Included will be woodcuts from the Krieg series; The Sacrifice, depicting a mother with outstretched arms offering up her infant; and The Parents, an image of a grief-stricken couple. Also on view will be a 1927 self-portrait of the artist in profile and, from the Death cycle of lithographs, Woman Entrusts Herself to Death and Death Seizes the Children. These images of familial tenderness, the daily struggles of the poor and working classes, and the degree to which they bear the burden of war are the primary focus of Kollwitz's canon.
Born in Königsberg, East Prussia, painter, printmaker, and sculptor Kollwitz is regarded as one of the most important German artists of the twentieth century.

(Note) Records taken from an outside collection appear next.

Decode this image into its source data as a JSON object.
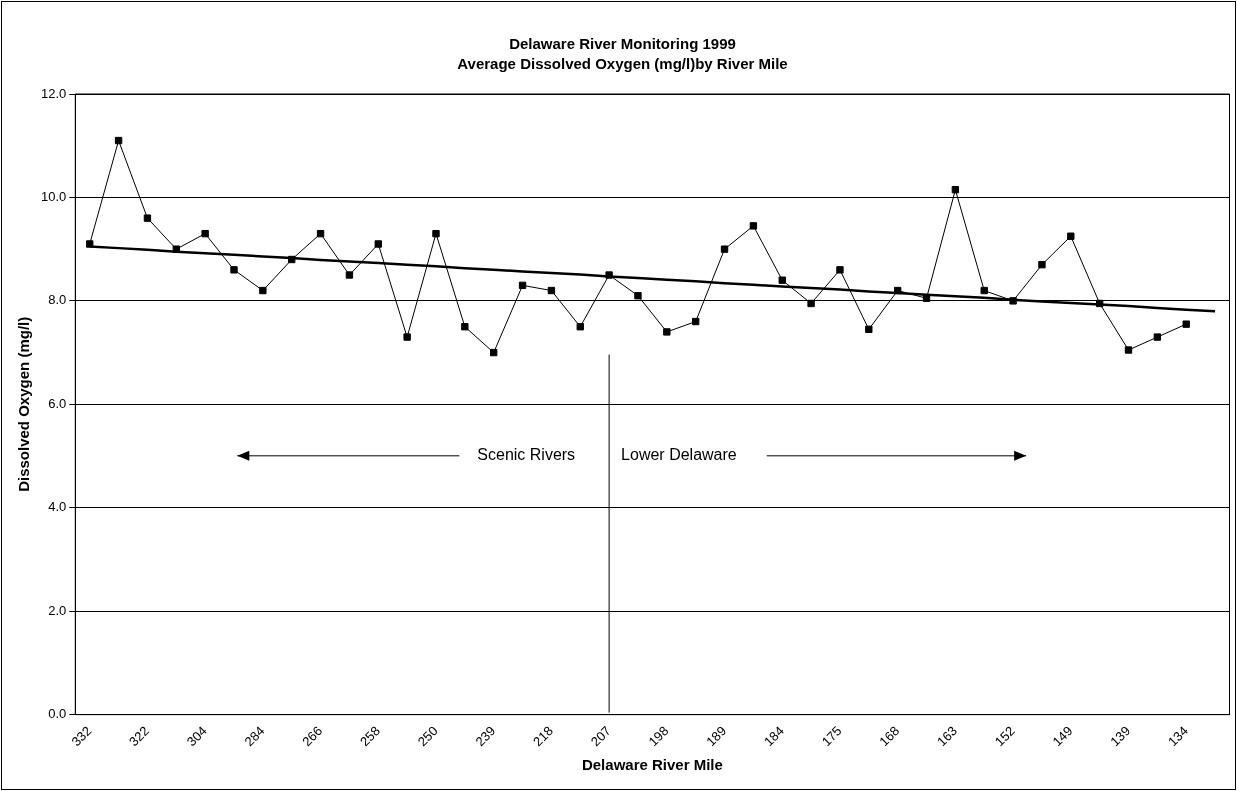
{
  "chart_data": {
    "type": "line",
    "title": "Delaware River Monitoring 1999",
    "subtitle": "Average Dissolved Oxygen (mg/l)by River Mile",
    "xlabel": "Delaware River Mile",
    "ylabel": "Dissolved Oxygen (mg/l)",
    "categories": [
      "332",
      null,
      "322",
      null,
      "304",
      null,
      "284",
      null,
      "266",
      null,
      "258",
      null,
      "250",
      null,
      "239",
      null,
      "218",
      null,
      "207",
      null,
      "198",
      null,
      "189",
      null,
      "184",
      null,
      "175",
      null,
      "168",
      null,
      "163",
      null,
      "152",
      null,
      "149",
      null,
      "139",
      null,
      "134",
      null
    ],
    "series": [
      {
        "color": "#000000",
        "marker": "square",
        "values": [
          9.1,
          11.1,
          9.6,
          9.0,
          9.3,
          8.6,
          8.2,
          8.8,
          9.3,
          8.5,
          9.1,
          7.3,
          9.3,
          7.5,
          7.0,
          8.3,
          8.2,
          7.5,
          8.5,
          8.1,
          7.4,
          7.6,
          9.0,
          9.45,
          8.4,
          7.95,
          8.6,
          7.45,
          8.2,
          8.05,
          10.15,
          8.2,
          8.0,
          8.7,
          9.25,
          7.95,
          7.05,
          7.3,
          7.55,
          null
        ]
      },
      {
        "type": "line",
        "color": "#000000",
        "marker": "none",
        "values": [
          9.05,
          9.02,
          8.99,
          8.95,
          8.92,
          8.89,
          8.86,
          8.83,
          8.79,
          8.76,
          8.73,
          8.7,
          8.67,
          8.63,
          8.6,
          8.57,
          8.54,
          8.51,
          8.47,
          8.44,
          8.41,
          8.38,
          8.34,
          8.31,
          8.28,
          8.25,
          8.22,
          8.18,
          8.15,
          8.12,
          8.09,
          8.06,
          8.02,
          7.99,
          7.96,
          7.93,
          7.9,
          7.86,
          7.83,
          7.8
        ]
      }
    ],
    "ref_lines": [
      {
        "axis": "x",
        "value": "207",
        "color": "#000000"
      }
    ],
    "annotations": [
      "Scenic Rivers",
      "Lower Delaware"
    ],
    "ylim": [
      0,
      12
    ],
    "yticks": [
      {
        "value": 0,
        "label": "0.0"
      },
      {
        "value": 2,
        "label": "2.0"
      },
      {
        "value": 4,
        "label": "4.0"
      },
      {
        "value": 6,
        "label": "6.0"
      },
      {
        "value": 8,
        "label": "8.0"
      },
      {
        "value": 10,
        "label": "10.0"
      },
      {
        "value": 12,
        "label": "12.0"
      }
    ],
    "grid": "y",
    "legend": false
  }
}
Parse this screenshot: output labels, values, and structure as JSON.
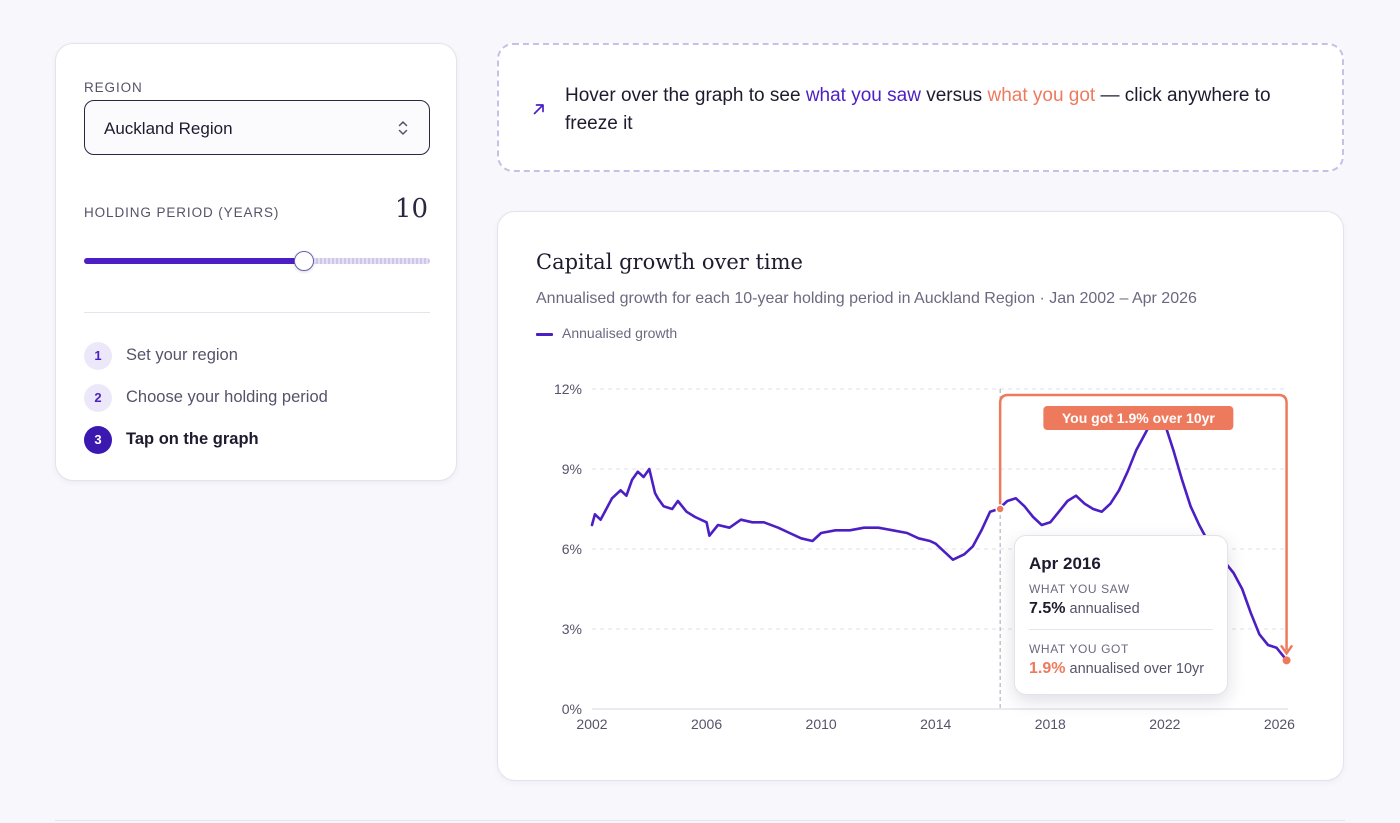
{
  "sidebar": {
    "region_label": "REGION",
    "region_value": "Auckland Region",
    "holding_label": "HOLDING PERIOD (YEARS)",
    "holding_value": "10",
    "slider_fraction": 0.635,
    "steps": [
      {
        "num": "1",
        "label": "Set your region",
        "active": false
      },
      {
        "num": "2",
        "label": "Choose your holding period",
        "active": false
      },
      {
        "num": "3",
        "label": "Tap on the graph",
        "active": true
      }
    ]
  },
  "hint": {
    "prefix": "Hover over the graph to see ",
    "saw": "what you saw",
    "middle": " versus ",
    "got": "what you got",
    "suffix": " — click anywhere to freeze it",
    "icon": "arrow-up-right-icon"
  },
  "chart_card": {
    "title": "Capital growth over time",
    "subtitle": "Annualised growth for each 10-year holding period in Auckland Region · Jan 2002 – Apr 2026",
    "legend_label": "Annualised growth"
  },
  "callout": {
    "label": "You got 1.9% over 10yr"
  },
  "tooltip": {
    "date": "Apr 2016",
    "saw_label": "WHAT YOU SAW",
    "saw_value": "7.5%",
    "saw_suffix": "annualised",
    "got_label": "WHAT YOU GOT",
    "got_value": "1.9%",
    "got_suffix": "annualised over 10yr"
  },
  "colors": {
    "series": "#4c1fc4",
    "accent_got": "#ee7a5e",
    "tooltip_got": "#ee7a5e"
  },
  "chart_data": {
    "type": "line",
    "series": [
      {
        "name": "Annualised growth",
        "x": [
          2002.0,
          2002.1,
          2002.3,
          2002.5,
          2002.7,
          2003.0,
          2003.2,
          2003.4,
          2003.6,
          2003.8,
          2004.0,
          2004.2,
          2004.3,
          2004.5,
          2004.8,
          2005.0,
          2005.3,
          2005.6,
          2006.0,
          2006.1,
          2006.4,
          2006.8,
          2007.2,
          2007.6,
          2008.0,
          2008.5,
          2008.9,
          2009.3,
          2009.7,
          2010.0,
          2010.5,
          2011.0,
          2011.5,
          2012.0,
          2012.5,
          2013.0,
          2013.4,
          2013.8,
          2014.0,
          2014.3,
          2014.6,
          2015.0,
          2015.3,
          2015.6,
          2015.9,
          2016.2,
          2016.5,
          2016.8,
          2017.1,
          2017.4,
          2017.7,
          2018.0,
          2018.3,
          2018.6,
          2018.9,
          2019.2,
          2019.5,
          2019.8,
          2020.1,
          2020.4,
          2020.7,
          2021.0,
          2021.3,
          2021.6,
          2021.8,
          2022.0,
          2022.3,
          2022.6,
          2022.9,
          2023.2,
          2023.5,
          2023.8,
          2024.1,
          2024.4,
          2024.7,
          2025.0,
          2025.3,
          2025.6,
          2025.9,
          2026.2
        ],
        "y": [
          6.9,
          7.3,
          7.1,
          7.5,
          7.9,
          8.2,
          8.0,
          8.6,
          8.9,
          8.7,
          9.0,
          8.1,
          7.9,
          7.6,
          7.5,
          7.8,
          7.4,
          7.2,
          7.0,
          6.5,
          6.9,
          6.8,
          7.1,
          7.0,
          7.0,
          6.8,
          6.6,
          6.4,
          6.3,
          6.6,
          6.7,
          6.7,
          6.8,
          6.8,
          6.7,
          6.6,
          6.4,
          6.3,
          6.2,
          5.9,
          5.6,
          5.8,
          6.1,
          6.7,
          7.4,
          7.5,
          7.8,
          7.9,
          7.6,
          7.2,
          6.9,
          7.0,
          7.4,
          7.8,
          8.0,
          7.7,
          7.5,
          7.4,
          7.7,
          8.2,
          8.9,
          9.7,
          10.3,
          10.9,
          11.2,
          10.7,
          9.7,
          8.6,
          7.6,
          6.9,
          6.3,
          5.9,
          5.5,
          5.1,
          4.5,
          3.6,
          2.8,
          2.4,
          2.3,
          1.9
        ]
      }
    ],
    "ylim": [
      0,
      12
    ],
    "yticks": [
      "0%",
      "3%",
      "6%",
      "9%",
      "12%"
    ],
    "ytick_values": [
      0,
      3,
      6,
      9,
      12
    ],
    "xlim": [
      2002,
      2026.3
    ],
    "xticks": [
      "2002",
      "2006",
      "2010",
      "2014",
      "2018",
      "2022",
      "2026"
    ],
    "xtick_values": [
      2002,
      2006,
      2010,
      2014,
      2018,
      2022,
      2026
    ],
    "selected": {
      "x": 2016.25,
      "y_saw": 7.5,
      "x_end": 2026.25,
      "y_got": 1.9
    },
    "grid": true,
    "legend_position": "top-left"
  }
}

As a child she became interested in art, but because she was a woman, she was unable to find a place in an art academy or college. Eventually she moved to Berlin, where she attended an art school for women. She began producing etchings in the late nineteenth century, first working in a naturalistic style and later moving toward expressionism. In 1919 Kollwitz became the first woman to be elected to the Prussian Academy of Arts. A lifelong pacifist and socialist, she was expelled from the Academy when Hitler came to power, and in 1936 her art was classified by the Nazis as degenerate. She was barred from exhibiting and her works were removed from galleries and museums.
Kollwitz's nineteen-year-old son Peter was killed on the battlefield in 1914, after which the artist suffered a prolonged period of depression. To a friend she said, "There is in our lives a wound which will never heal. Nor should it."